Among Democrats seeking the presidency, there is little disagreement that climate change is a building disaster. Wednesday's town halls will give candidates an opportunity to show the distinctions between their plans as the Democratic party's base increasingly demands aggressive action.

Nationally, 72% of Democratic midterm voters said they were very concerned about the effects of climate change, and 20% were somewhat concerned. That's according to AP VoteCast, a survey of more than 115,000 midterm voters nationwide.

Last month, Vermont Sen. Bernie Sanders released his $16 trillion plan to fight global warming, the costliest among the Democratic field. His plan, which he is calling The Green New Deal, declares climate change a national emergency, calls for the United States to eliminate fossil fuel use by 2050 and commits $200 billion to help poorer nations reckon with climate change.

Former Vice President Joe Biden has proposed $1.7 trillion in spending over 10 years, on clean energy and other initiatives with the goal of eliminating the country's net carbon emissions by 2050. Some liberals have criticized Biden for not being aggressive enough in confronting a growing crisis.

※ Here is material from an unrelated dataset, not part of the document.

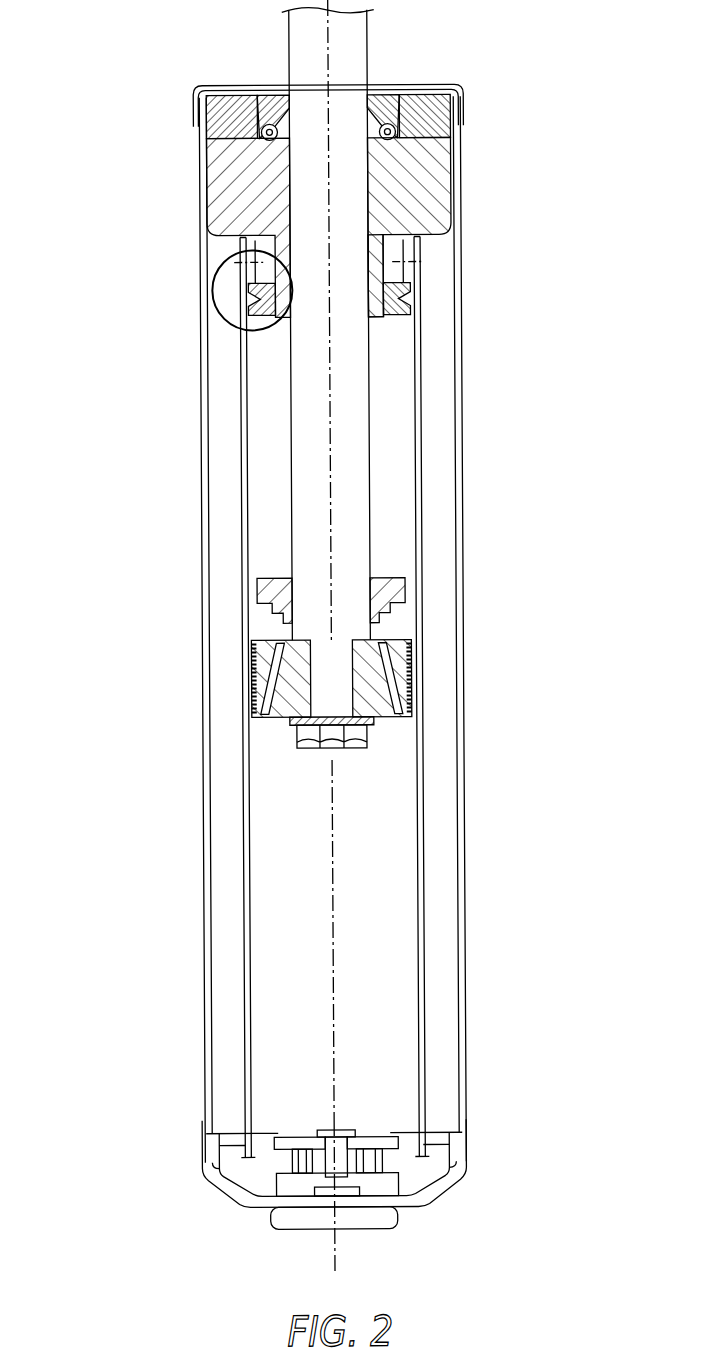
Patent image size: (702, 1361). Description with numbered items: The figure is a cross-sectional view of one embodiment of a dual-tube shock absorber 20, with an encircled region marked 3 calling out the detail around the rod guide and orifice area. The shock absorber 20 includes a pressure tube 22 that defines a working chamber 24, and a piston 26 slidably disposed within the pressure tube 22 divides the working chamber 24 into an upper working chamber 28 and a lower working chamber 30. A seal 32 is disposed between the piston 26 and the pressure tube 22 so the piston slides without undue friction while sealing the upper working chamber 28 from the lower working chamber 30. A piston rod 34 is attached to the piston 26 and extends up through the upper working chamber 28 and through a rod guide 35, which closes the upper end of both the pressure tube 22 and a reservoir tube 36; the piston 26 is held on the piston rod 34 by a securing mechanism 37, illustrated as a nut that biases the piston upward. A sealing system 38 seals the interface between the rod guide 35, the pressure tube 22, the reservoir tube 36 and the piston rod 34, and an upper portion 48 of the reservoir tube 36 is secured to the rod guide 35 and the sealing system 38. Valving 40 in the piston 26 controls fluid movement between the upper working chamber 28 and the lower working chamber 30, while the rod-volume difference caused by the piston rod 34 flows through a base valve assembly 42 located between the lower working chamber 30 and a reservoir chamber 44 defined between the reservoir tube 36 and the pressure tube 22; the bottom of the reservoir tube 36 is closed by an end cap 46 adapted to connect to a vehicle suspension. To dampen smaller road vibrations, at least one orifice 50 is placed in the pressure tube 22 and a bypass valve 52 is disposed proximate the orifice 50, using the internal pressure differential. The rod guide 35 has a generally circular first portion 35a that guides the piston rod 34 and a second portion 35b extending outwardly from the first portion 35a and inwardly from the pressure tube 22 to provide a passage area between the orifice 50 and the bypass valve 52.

The relatively minor differences among Democrats on climate change come in sharp contrast to President Donald Trump, who has dismissed and mocked the science of climate change and has reversed course on U.S. climate policy. Trump made pulling the country out of the Paris climate accord one of his administration's first priorities, and his wholehearted support of the petroleum and coal industries has been one of the enduring themes of his presidency.